On the evening of Saturday, March 29, people around the world are being asked by campaigners to switch off the lights for an hour to celebrate “Earth Hour”. The question is whether this helps the climate and the challenges it faces around the world.
“Global warming is a real problem, but Earth Hour is not the answer,” says Bjorn Lomborg, Director of the Copenhagen Consensus Center. “The net emissions reduction is close to zero. And if you light several candles, you will actually increase your CO₂ emissions.”
According to Dr. Lomborg, who’s also adjunct Professor at Copenhagen Business School, and the author of such best-sellers as The Skeptical Environmentalist and Cool It, “this celebration of darkness sends the wrong message. While more than a billion people across the globe make a symbol of foregoing non-essential electrical power for one hour a year, another 1.3 billion people across the developing world will continue to live without electricity as they do every other night of the year”.

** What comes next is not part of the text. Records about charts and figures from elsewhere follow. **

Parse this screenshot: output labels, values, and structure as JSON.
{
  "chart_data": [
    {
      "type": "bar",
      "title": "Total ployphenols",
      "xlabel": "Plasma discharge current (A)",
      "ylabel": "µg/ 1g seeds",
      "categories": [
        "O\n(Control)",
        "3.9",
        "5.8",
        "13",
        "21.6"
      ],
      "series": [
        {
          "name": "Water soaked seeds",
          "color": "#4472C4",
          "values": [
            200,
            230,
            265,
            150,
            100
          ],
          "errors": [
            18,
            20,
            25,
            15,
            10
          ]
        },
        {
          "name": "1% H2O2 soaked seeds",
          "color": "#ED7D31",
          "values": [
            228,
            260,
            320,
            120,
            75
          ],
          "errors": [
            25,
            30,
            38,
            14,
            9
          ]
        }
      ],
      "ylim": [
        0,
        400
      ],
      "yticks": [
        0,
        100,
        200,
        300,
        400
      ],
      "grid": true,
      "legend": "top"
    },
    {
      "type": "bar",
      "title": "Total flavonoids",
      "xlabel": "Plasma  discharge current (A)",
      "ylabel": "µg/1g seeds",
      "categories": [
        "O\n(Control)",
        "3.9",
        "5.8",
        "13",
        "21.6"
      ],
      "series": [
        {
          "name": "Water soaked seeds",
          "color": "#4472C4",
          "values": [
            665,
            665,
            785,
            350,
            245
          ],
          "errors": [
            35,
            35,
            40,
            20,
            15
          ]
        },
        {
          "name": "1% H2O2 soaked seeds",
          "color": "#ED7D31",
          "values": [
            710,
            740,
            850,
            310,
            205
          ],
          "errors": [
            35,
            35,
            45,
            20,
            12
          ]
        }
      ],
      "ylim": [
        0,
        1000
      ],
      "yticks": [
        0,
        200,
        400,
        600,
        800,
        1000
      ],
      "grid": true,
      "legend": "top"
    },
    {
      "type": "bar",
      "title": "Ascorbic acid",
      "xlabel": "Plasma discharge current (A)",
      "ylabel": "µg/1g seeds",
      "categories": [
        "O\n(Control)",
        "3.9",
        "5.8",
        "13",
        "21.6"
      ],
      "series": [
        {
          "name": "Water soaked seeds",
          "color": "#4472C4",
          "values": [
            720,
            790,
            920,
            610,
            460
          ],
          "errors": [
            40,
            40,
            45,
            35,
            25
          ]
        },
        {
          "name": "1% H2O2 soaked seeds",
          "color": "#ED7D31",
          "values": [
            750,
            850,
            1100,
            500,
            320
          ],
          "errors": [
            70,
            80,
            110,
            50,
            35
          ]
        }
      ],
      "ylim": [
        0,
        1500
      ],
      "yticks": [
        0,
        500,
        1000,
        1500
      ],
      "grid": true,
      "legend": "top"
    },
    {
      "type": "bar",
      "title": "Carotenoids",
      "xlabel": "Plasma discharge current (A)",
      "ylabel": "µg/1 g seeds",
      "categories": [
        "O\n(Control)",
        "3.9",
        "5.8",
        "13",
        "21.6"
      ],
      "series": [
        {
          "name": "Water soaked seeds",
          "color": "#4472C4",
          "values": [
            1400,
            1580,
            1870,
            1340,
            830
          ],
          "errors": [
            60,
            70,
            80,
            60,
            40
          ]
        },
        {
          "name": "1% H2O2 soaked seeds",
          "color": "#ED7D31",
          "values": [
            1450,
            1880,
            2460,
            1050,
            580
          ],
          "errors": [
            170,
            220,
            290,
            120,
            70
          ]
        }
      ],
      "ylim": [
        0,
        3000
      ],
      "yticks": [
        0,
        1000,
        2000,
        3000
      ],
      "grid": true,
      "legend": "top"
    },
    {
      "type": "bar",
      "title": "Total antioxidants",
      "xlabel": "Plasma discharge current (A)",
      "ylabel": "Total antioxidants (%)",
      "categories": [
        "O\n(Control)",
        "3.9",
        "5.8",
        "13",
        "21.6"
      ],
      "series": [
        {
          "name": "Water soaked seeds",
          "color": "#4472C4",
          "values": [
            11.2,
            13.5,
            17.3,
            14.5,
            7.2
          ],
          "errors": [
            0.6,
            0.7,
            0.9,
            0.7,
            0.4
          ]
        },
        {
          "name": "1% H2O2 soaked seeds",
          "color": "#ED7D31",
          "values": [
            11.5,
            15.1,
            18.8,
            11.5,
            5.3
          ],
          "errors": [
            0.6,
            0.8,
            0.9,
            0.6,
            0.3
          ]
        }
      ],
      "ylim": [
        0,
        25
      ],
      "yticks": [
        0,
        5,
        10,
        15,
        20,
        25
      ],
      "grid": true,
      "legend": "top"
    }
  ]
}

Dr. Lomborg goes on to say “electricity, and affordable, plentiful energy, is the lifeblood of modern civilization and prosperity. Instead of turning off the lights for everyone, we should focus on finding bright solutions that allow those living in permanent darkness to improve their lives substantially through the access to energy. Cutting emissions in the short run is no easy task. Today, green energy is too costly to be a viable solution. That is why we need to increase global investment in green research and development 10-fold from $10 to $100 billion annually. This will create the breakthroughs that will be necessary to power the second half of the century with low-cost, green energy.”
Earth Hour was started six years ago in 2007 in Australia and since then it has grown to become the world’s largest mass participation event in history.